FPE is based on Advanced Encryption Standard. FPE encrypts data without altering the database schema, but does make minimal changes to applications that need to view cleartext data. (In many cases, only a single line of code is modified.)
HP SecureData Enterprise's key management, reporting and logging processes help customers meet compliance with PCI DSS, Health Insurance Portability and Accountability Act and Gramm-Leach-Bliley Act, as well as state, national and European data privacy regulations.
HP SecureData Enterprise is compatible with nearly any type of database, including Oracle, DB2, MySQL, Sybase, Microsoft SQL and Microsoft Azure SQL, among others.
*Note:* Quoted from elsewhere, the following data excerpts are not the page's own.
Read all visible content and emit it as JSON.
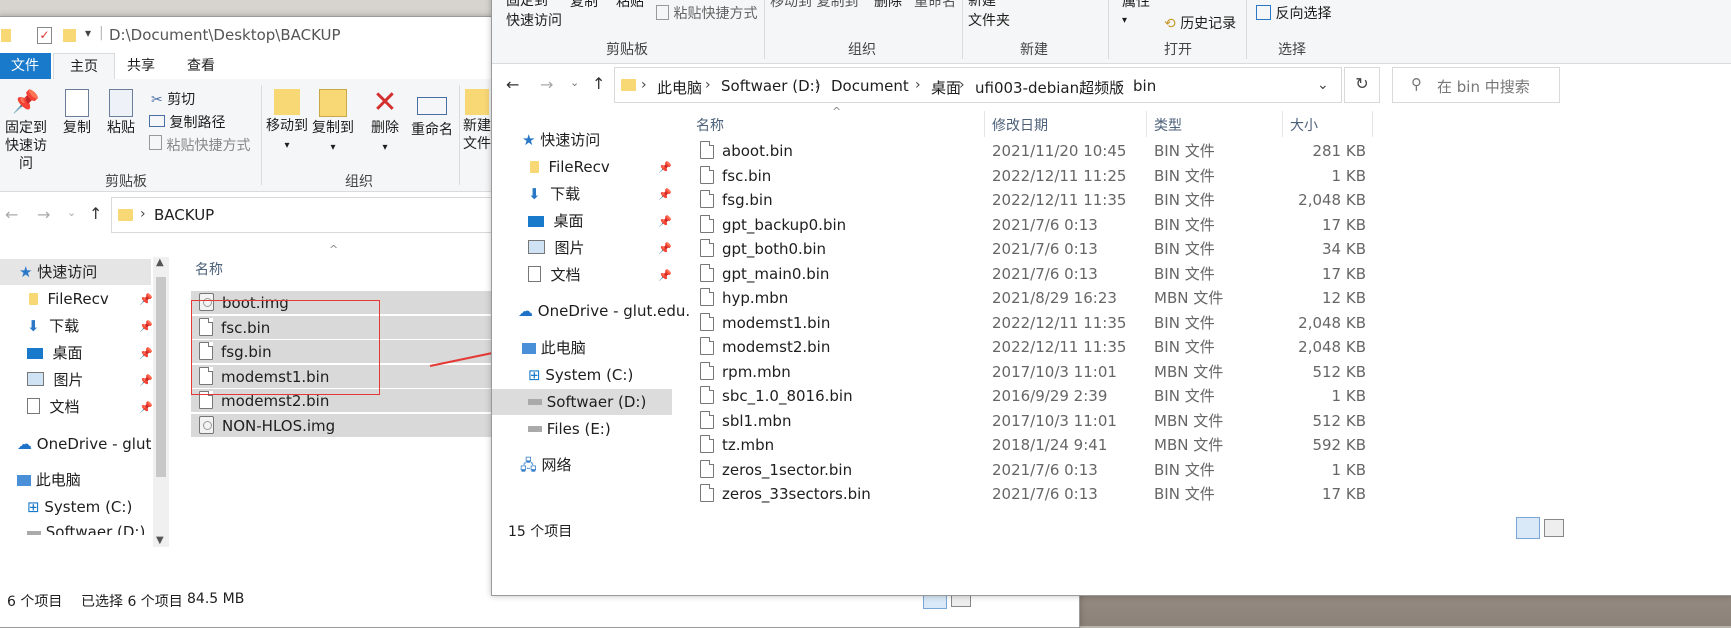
{
  "colors": {
    "accent": "#0078d7",
    "selected_row": "#cce8ff",
    "red_annotation": "#e53935",
    "folder": "#f8d775"
  },
  "left": {
    "title_path": "D:\\Document\\Desktop\\BACKUP",
    "tabs": {
      "file": "文件",
      "home": "主页",
      "share": "共享",
      "view": "查看"
    },
    "ribbon": {
      "pin": "固定到\n快速访问",
      "pin_l1": "固定到",
      "pin_l2": "快速访问",
      "copy": "复制",
      "paste": "粘贴",
      "cut": "剪切",
      "copy_path": "复制路径",
      "paste_shortcut": "粘贴快捷方式",
      "move_to": "移动到",
      "copy_to": "复制到",
      "delete": "删除",
      "rename": "重命名",
      "new_l1": "新建",
      "new_l2": "文件",
      "group_clipboard": "剪贴板",
      "group_organize": "组织"
    },
    "address": {
      "folder": "BACKUP"
    },
    "col_name": "名称",
    "nav": {
      "quick_access": "快速访问",
      "filerecv": "FileRecv",
      "downloads": "下载",
      "desktop": "桌面",
      "pictures": "图片",
      "documents": "文档",
      "onedrive": "OneDrive - glut.e",
      "this_pc": "此电脑",
      "system": "System (C:)",
      "softwaer": "Softwaer (D:)"
    },
    "files": [
      {
        "name": "boot.img"
      },
      {
        "name": "fsc.bin"
      },
      {
        "name": "fsg.bin"
      },
      {
        "name": "modemst1.bin"
      },
      {
        "name": "modemst2.bin"
      },
      {
        "name": "NON-HLOS.img"
      }
    ],
    "status": {
      "count": "6 个项目",
      "selected": "已选择 6 个项目",
      "size": "84.5 MB"
    }
  },
  "right": {
    "ribbon": {
      "pin_l1": "固定到",
      "pin_l2": "快速访问",
      "copy": "复制",
      "paste": "粘贴",
      "paste_shortcut": "粘贴快捷方式",
      "move_copy": "移动到 复制到",
      "delete": "删除",
      "rename": "重命名",
      "new_l1": "新建",
      "new_l2": "文件夹",
      "properties": "属性",
      "history": "历史记录",
      "invert": "反向选择",
      "group_clipboard": "剪贴板",
      "group_organize": "组织",
      "group_new": "新建",
      "group_open": "打开",
      "group_select": "选择"
    },
    "breadcrumb": [
      "此电脑",
      "Softwaer (D:)",
      "Document",
      "桌面",
      "ufi003-debian超频版",
      "bin"
    ],
    "search_placeholder": "在 bin 中搜索",
    "cols": {
      "name": "名称",
      "date": "修改日期",
      "type": "类型",
      "size": "大小"
    },
    "nav": {
      "quick_access": "快速访问",
      "filerecv": "FileRecv",
      "downloads": "下载",
      "desktop": "桌面",
      "pictures": "图片",
      "documents": "文档",
      "onedrive": "OneDrive - glut.edu.",
      "this_pc": "此电脑",
      "system": "System (C:)",
      "softwaer": "Softwaer (D:)",
      "files": "Files (E:)",
      "network": "网络"
    },
    "files": [
      {
        "name": "aboot.bin",
        "date": "2021/11/20 10:45",
        "type": "BIN 文件",
        "size": "281 KB"
      },
      {
        "name": "fsc.bin",
        "date": "2022/12/11 11:25",
        "type": "BIN 文件",
        "size": "1 KB"
      },
      {
        "name": "fsg.bin",
        "date": "2022/12/11 11:35",
        "type": "BIN 文件",
        "size": "2,048 KB"
      },
      {
        "name": "gpt_backup0.bin",
        "date": "2021/7/6 0:13",
        "type": "BIN 文件",
        "size": "17 KB"
      },
      {
        "name": "gpt_both0.bin",
        "date": "2021/7/6 0:13",
        "type": "BIN 文件",
        "size": "34 KB"
      },
      {
        "name": "gpt_main0.bin",
        "date": "2021/7/6 0:13",
        "type": "BIN 文件",
        "size": "17 KB"
      },
      {
        "name": "hyp.mbn",
        "date": "2021/8/29 16:23",
        "type": "MBN 文件",
        "size": "12 KB"
      },
      {
        "name": "modemst1.bin",
        "date": "2022/12/11 11:35",
        "type": "BIN 文件",
        "size": "2,048 KB"
      },
      {
        "name": "modemst2.bin",
        "date": "2022/12/11 11:35",
        "type": "BIN 文件",
        "size": "2,048 KB"
      },
      {
        "name": "rpm.mbn",
        "date": "2017/10/3 11:01",
        "type": "MBN 文件",
        "size": "512 KB"
      },
      {
        "name": "sbc_1.0_8016.bin",
        "date": "2016/9/29 2:39",
        "type": "BIN 文件",
        "size": "1 KB"
      },
      {
        "name": "sbl1.mbn",
        "date": "2017/10/3 11:01",
        "type": "MBN 文件",
        "size": "512 KB"
      },
      {
        "name": "tz.mbn",
        "date": "2018/1/24 9:41",
        "type": "MBN 文件",
        "size": "592 KB"
      },
      {
        "name": "zeros_1sector.bin",
        "date": "2021/7/6 0:13",
        "type": "BIN 文件",
        "size": "1 KB"
      },
      {
        "name": "zeros_33sectors.bin",
        "date": "2021/7/6 0:13",
        "type": "BIN 文件",
        "size": "17 KB"
      }
    ],
    "status": {
      "count": "15 个项目"
    }
  }
}
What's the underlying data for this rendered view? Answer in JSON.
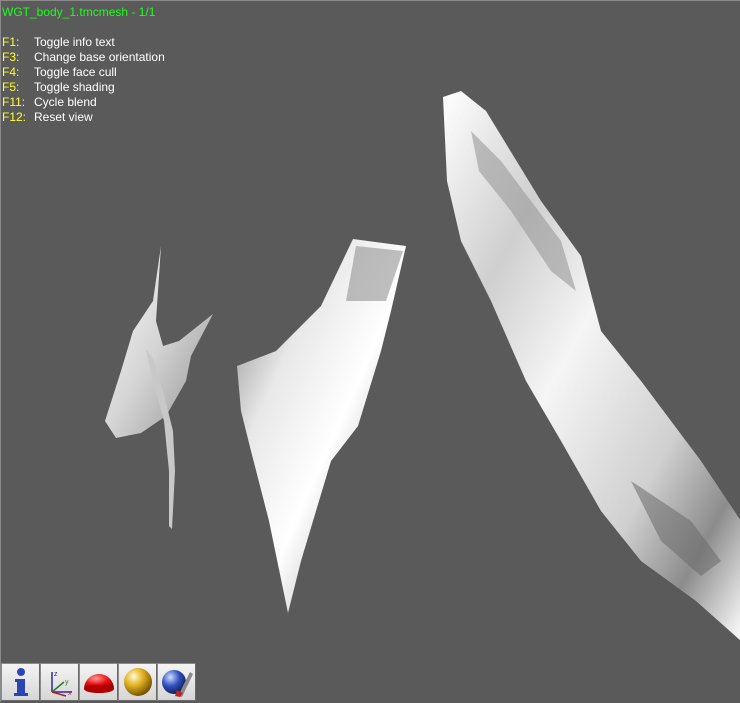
{
  "window": {
    "title": "WGT_body_1.tmcmesh - 1/1"
  },
  "help": [
    {
      "key": "F1:",
      "action": "Toggle info text"
    },
    {
      "key": "F3:",
      "action": "Change base orientation"
    },
    {
      "key": "F4:",
      "action": "Toggle face cull"
    },
    {
      "key": "F5:",
      "action": "Toggle shading"
    },
    {
      "key": "F11:",
      "action": "Cycle blend"
    },
    {
      "key": "F12:",
      "action": "Reset view"
    }
  ],
  "toolbar": {
    "buttons": [
      {
        "icon": "info-icon"
      },
      {
        "icon": "axes-icon"
      },
      {
        "icon": "red-hemisphere-icon"
      },
      {
        "icon": "gold-sphere-icon"
      },
      {
        "icon": "blue-sphere-brush-icon"
      }
    ]
  },
  "colors": {
    "background": "#5a5a5a",
    "title": "#1aff1a",
    "help_key": "#ffff33",
    "help_text": "#ffffff"
  }
}
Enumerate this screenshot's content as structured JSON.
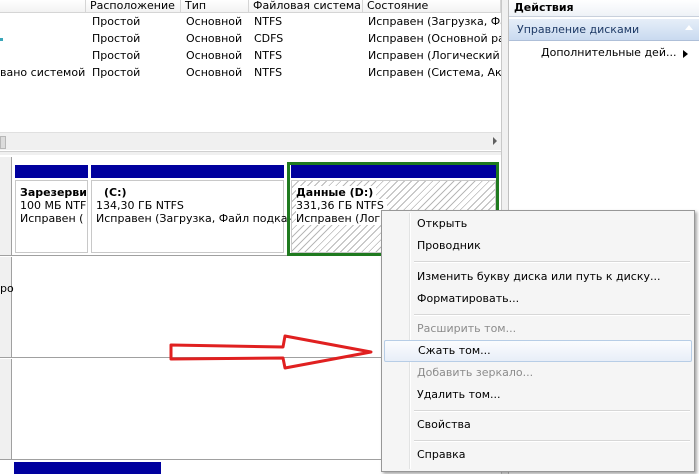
{
  "volume_list": {
    "columns": [
      "",
      "Расположение",
      "Тип",
      "Файловая система",
      "Состояние"
    ],
    "rows": [
      {
        "name": "",
        "layout": "Простой",
        "type": "Основной",
        "fs": "NTFS",
        "status": "Исправен (Загрузка, Файл"
      },
      {
        "name": "",
        "layout": "Простой",
        "type": "Основной",
        "fs": "CDFS",
        "status": "Исправен (Основной раз"
      },
      {
        "name": "",
        "layout": "Простой",
        "type": "Основной",
        "fs": "NTFS",
        "status": "Исправен (Логический ди"
      },
      {
        "name": "вано системой",
        "layout": "Простой",
        "type": "Основной",
        "fs": "NTFS",
        "status": "Исправен (Система, Акти"
      }
    ]
  },
  "disk_map": {
    "partitions": [
      {
        "name": "Зарезерви",
        "size": "100 МБ NTF",
        "status": "Исправен ("
      },
      {
        "name": "(C:)",
        "size": "134,30 ГБ NTFS",
        "status": "Исправен (Загрузка, Файл подкач"
      },
      {
        "name": "Данные  (D:)",
        "size": "331,36 ГБ NTFS",
        "status": "Исправен (Логи"
      }
    ],
    "side_fragment": "ро"
  },
  "actions": {
    "title": "Действия",
    "section": "Управление дисками",
    "more": "Дополнительные дей..."
  },
  "context_menu": {
    "items": [
      {
        "label": "Открыть",
        "enabled": true
      },
      {
        "label": "Проводник",
        "enabled": true
      },
      {
        "label": "Изменить букву диска или путь к диску...",
        "enabled": true
      },
      {
        "label": "Форматировать...",
        "enabled": true
      },
      {
        "label": "Расширить том...",
        "enabled": false
      },
      {
        "label": "Сжать том...",
        "enabled": true,
        "highlighted": true
      },
      {
        "label": "Добавить зеркало...",
        "enabled": false
      },
      {
        "label": "Удалить том...",
        "enabled": true
      },
      {
        "label": "Свойства",
        "enabled": true
      },
      {
        "label": "Справка",
        "enabled": true
      }
    ]
  },
  "colors": {
    "partition_bar": "#00009e",
    "selected_border": "#1f7a1f",
    "annotation_arrow": "#e02020",
    "menu_highlight": "#e8eef8"
  },
  "annotation": {
    "arrow_target": "Сжать том..."
  }
}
It supports a wide variety of operating systems and platforms, including Windows, Linux, AIX, Solaris, HP-UX, HP NonStop, Stratus VOS, IBM z/OS, Amazon Web Services, Microsoft Azure, Teradata, Hadoop and many cloud environments.
Organizations that implement HP SecureData Enterprise can expect to have full end-to-end data protection in 60 days or less.
Pricing and licensing
Prospective customers must contact an HP sales representative for pricing and licensing information.
HP offers Standard and Premium support for all HP Security Voltage products. Standard support includes access to the solutions portal and online help requests, the online knowledge base, email support, business hours phone support, four-hour response time and a help desk package.
Premium support includes the same features as Standard support, but with 24x7 phone support and a two-hour response time.